The above quoted provision of law is based upon a portion of the Act of June 6, 1900, 31 Stat. 552, establishing a civil government for Alaska.

The general common law rule as to the liability of the vendor of intoxicating liquor for an act done by the drinker of the liquor while the latter is in an intoxicated condition, is that such an act does not constitute an actionable tort against the vendor, and that in the sale or giving of the liquor the vendor is not so guilty of culpable negligence as to give to anyone injured by the drinker a right of action against the vendor. Hitson v. Dwyer, 1944, 61 Cal. App. 2d 803, 143 P.2d 952; Howlett v. Doglio, 1949, 402 Ill. 311, 83 N.E.2d 708, 6 A.L.R.2d 790; Seibel v. Leach, 1939, 233 Wis. 66, 288 N.W. 774. The reason usually given for this rule is that the drinking of the liquor is the proximate cause of the injury, not the selling of it.
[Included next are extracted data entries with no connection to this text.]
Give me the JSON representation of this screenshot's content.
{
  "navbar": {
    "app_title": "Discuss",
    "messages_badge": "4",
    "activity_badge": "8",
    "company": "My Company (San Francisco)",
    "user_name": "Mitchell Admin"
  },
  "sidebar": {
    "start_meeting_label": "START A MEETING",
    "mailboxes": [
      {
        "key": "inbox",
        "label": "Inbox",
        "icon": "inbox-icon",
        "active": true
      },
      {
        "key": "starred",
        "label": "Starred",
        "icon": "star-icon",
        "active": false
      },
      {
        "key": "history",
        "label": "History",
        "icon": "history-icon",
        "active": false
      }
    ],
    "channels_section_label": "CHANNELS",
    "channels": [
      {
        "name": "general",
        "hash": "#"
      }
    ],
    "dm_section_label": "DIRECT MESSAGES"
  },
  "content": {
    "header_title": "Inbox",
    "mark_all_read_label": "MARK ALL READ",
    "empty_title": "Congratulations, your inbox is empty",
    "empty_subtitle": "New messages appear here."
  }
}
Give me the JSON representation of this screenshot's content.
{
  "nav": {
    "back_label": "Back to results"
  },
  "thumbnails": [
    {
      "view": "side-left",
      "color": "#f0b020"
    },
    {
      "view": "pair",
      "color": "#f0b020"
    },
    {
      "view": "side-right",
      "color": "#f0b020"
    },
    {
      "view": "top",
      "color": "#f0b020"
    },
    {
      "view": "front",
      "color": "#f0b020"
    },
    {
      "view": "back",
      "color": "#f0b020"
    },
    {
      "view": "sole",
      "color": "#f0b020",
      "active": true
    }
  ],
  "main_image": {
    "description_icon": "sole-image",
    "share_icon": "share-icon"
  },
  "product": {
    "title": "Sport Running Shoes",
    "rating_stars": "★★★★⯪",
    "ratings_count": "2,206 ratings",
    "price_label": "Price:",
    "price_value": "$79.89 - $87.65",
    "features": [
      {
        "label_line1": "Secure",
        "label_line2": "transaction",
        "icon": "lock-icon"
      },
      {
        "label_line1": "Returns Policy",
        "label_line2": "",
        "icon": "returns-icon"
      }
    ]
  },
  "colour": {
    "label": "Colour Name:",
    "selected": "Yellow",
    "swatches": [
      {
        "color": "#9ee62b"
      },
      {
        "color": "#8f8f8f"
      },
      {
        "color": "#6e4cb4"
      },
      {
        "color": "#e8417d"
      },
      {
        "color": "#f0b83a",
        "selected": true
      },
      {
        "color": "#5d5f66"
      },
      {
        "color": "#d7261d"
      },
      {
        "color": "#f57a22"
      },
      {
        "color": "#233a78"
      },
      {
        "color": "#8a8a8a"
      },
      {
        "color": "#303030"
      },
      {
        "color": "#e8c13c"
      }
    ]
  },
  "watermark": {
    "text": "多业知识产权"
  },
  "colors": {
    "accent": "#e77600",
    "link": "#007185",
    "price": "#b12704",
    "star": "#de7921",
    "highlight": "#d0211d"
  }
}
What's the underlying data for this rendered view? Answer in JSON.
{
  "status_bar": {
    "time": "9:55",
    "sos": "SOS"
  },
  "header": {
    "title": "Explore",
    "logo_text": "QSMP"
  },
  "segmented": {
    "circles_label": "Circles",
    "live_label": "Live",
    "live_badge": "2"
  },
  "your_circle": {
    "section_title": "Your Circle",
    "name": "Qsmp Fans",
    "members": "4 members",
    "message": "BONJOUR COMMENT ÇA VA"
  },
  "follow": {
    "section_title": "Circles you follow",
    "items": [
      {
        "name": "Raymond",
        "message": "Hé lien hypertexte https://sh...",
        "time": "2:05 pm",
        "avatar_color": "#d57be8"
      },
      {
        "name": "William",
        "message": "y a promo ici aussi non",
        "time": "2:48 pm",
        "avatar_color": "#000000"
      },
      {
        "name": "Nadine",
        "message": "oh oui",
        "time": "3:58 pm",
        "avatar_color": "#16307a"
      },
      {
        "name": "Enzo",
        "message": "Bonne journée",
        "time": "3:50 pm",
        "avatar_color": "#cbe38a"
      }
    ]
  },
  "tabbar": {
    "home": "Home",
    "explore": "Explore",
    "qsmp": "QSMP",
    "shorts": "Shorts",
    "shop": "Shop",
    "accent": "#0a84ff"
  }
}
But the cases on the subject are not in harmony and opinions can be found in which it is declared that the common law rule is otherwise than as above stated. Apparently, one of the earliest American cases allowing the plaintiff to recover from the vendor of liquor for an injury received from the recipient of the liquor while under its influence is Rommel v. Schambacher, 1888, 120 Pa. 579, 11 A. 779, 6 Am.St.Rep. 732. In that case the court held the saloon-keeper liable, stating that plaintiff should recover as "a plain matter of common law and good sense". No cases were cited in support of this statement, and Pennsylvania at the time had a statute on which recovery could be predicated. In an annotation in 36 Am.St.Rep. 807, 830, it is stated that this case and the case of Harrison v. Berkley, S.C. 1847, 1 Strob. 525, 47 Am.Dec. 578 a case allowing a slave owner to recover from a saloonkeeper for the loss of his property when his slave died from drinking the liquor he had purchased were the only cases up to that time in which recovery from the liquor dealer had been upheld *902 without a statute so providing. See, also, Tarwater v. Atlantic Co., 1940, 176 Tenn. 510, 144 S.W.2d 746.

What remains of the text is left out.